Être trop anxieux peut mener au décrochage, tout comme de ne pas l'être du tout. C'est ce que révèle une étude longitudinale menée auprès de 5469 élèves d'écoles francophones québécoises situées pour la plupart dans des milieux défavorisés et qui vient d'être publiée dans The British Journal of Psychiatry.

Alors qu'il est largement question dans les médias du fait que les jeunes sont très angoissés de nos jours, cette étude révèle que pour réussir ses études, il faut quand même s'en faire un peu.

Les élèves dont le niveau d'anxiété est faible au début du secondaire courent 40 % plus de risques de ne pas avoir obtenu leur diplôme deux ans après l'échéance normale des études secondaires que ceux qui ont un niveau moyen d'anxiété. Cette proportion est de 30 % chez les élèves qui présentent un niveau élevé d'anxiété.

« Nous nous attendions à un risque accru de décrochage pour une anxiété plus grande, mais nous n'avions pas prévu que trop peu d'anxiété pouvait aussi augmenter le risque de décrochage », dit Frédéric Nault-Brière, auteur principal de l'étude et professeur adjoint de psychoéducation à l'Université de Montréal.

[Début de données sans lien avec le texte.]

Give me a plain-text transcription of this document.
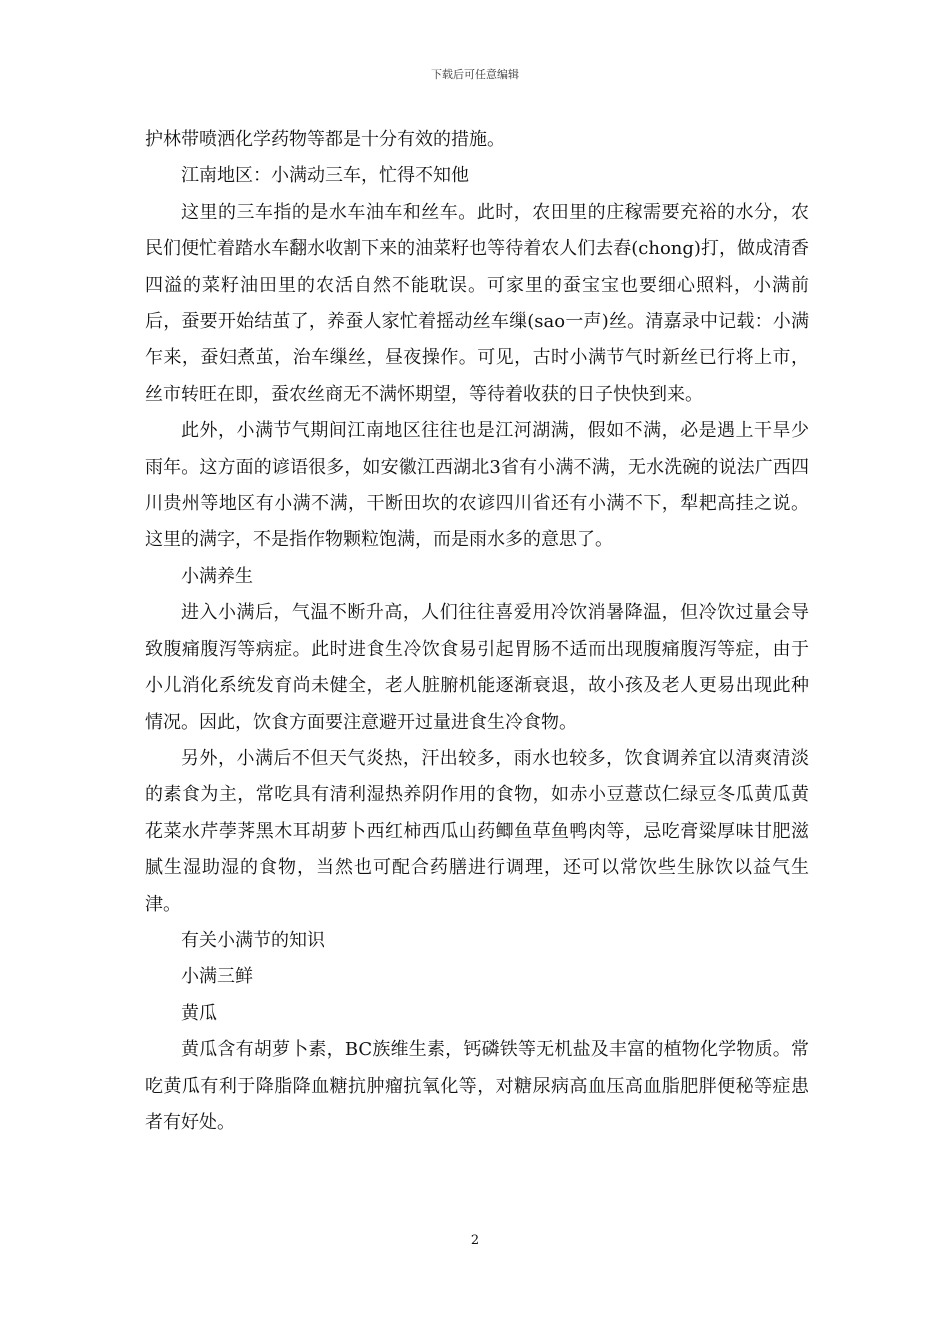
下载后可任意编辑

护林带喷洒化学药物等都是十分有效的措施。

江南地区：小满动三车，忙得不知他

这里的三车指的是水车油车和丝车。此时，农田里的庄稼需要充裕的水分，农民们便忙着踏水车翻水收割下来的油菜籽也等待着农人们去舂(chong)打，做成清香四溢的菜籽油田里的农活自然不能耽误。可家里的蚕宝宝也要细心照料，小满前后，蚕要开始结茧了，养蚕人家忙着摇动丝车缫(sao一声)丝。清嘉录中记载：小满乍来，蚕妇煮茧，治车缫丝，昼夜操作。可见，古时小满节气时新丝已行将上市，丝市转旺在即，蚕农丝商无不满怀期望，等待着收获的日子快快到来。

此外，小满节气期间江南地区往往也是江河湖满，假如不满，必是遇上干旱少雨年。这方面的谚语很多，如安徽江西湖北3省有小满不满，无水洗碗的说法广西四川贵州等地区有小满不满，干断田坎的农谚四川省还有小满不下，犁耙高挂之说。这里的满字，不是指作物颗粒饱满，而是雨水多的意思了。

小满养生

进入小满后，气温不断升高，人们往往喜爱用冷饮消暑降温，但冷饮过量会导致腹痛腹泻等病症。此时进食生冷饮食易引起胃肠不适而出现腹痛腹泻等症，由于小儿消化系统发育尚未健全，老人脏腑机能逐渐衰退，故小孩及老人更易出现此种情况。因此，饮食方面要注意避开过量进食生冷食物。

另外，小满后不但天气炎热，汗出较多，雨水也较多，饮食调养宜以清爽清淡的素食为主，常吃具有清利湿热养阴作用的食物，如赤小豆薏苡仁绿豆冬瓜黄瓜黄花菜水芹荸荠黑木耳胡萝卜西红柿西瓜山药鲫鱼草鱼鸭肉等，忌吃膏粱厚味甘肥滋腻生湿助湿的食物，当然也可配合药膳进行调理，还可以常饮些生脉饮以益气生津。

有关小满节的知识

小满三鲜

黄瓜

黄瓜含有胡萝卜素，BC族维生素，钙磷铁等无机盐及丰富的植物化学物质。常吃黄瓜有利于降脂降血糖抗肿瘤抗氧化等，对糖尿病高血压高血脂肥胖便秘等症患者有好处。

2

Ce résultat pour les élèves sans anxiété n'est pas attribuable, précise M. Nault-Brière, à des facteurs socioéconomiques, à des difficultés scolaires ou à des problèmes de comportement.

Un stress accru

À titre de professeur, et de professeur dans un département où l'admission est contingentée, M. Nault-Brière est à même de constater que les étudiants sont plus stressés qu'avant. Il faut beaucoup les rassurer, dit-il, ils sont presque obsédés par les notes, sans doute non sans raison. « Dès le primaire, les parents sont exigeants et les jeunes ont de la pression pour passer d'une étape à l'autre - être admis à l'école secondaire de son choix, puis au cégep et, enfin, dans un programme contingenté à l'université. Les jeunes savent pertinemment que les études mènent à de bons emplois. »

Heureusement, cette angoisse, du moins quand elle se maintient à des niveaux acceptables, peut avoir du bon. C'est vrai pour le sport comme pour l'école : une petite inquiétude peut aider au dépassement.

Pour aider à contrer le décrochage scolaire, il faut tenir compte de la chose, selon M. Nault-Brière, et « essayer de voir comment on peut, à l'école, rendre les tâches suffisamment engageantes, suffisamment motivantes » pour éviter aux jeunes de tomber dans l'ennui.

Les chercheurs se sont aussi penchés sur les liens entre la dépression et le décrochage. Encore là, les résultats ont été étonnants. Oui, la dépression « est un facteur de risque de décrochage, mais seulement chez les élèves dont les notes et l'engagement scolaire sont au-dessus de la moyenne au début du secondaire ».

Les chercheurs pensent que ce lien peut être attribuable au fait que des symptômes dépressifs augmentent peu le risque de décrochage chez les jeunes qui y sont déjà plus exposés en raison de difficultés scolaires ou de problèmes de comportement.

Chez les autres, peut-être les symptômes dépressifs peuvent-ils tout faire basculer.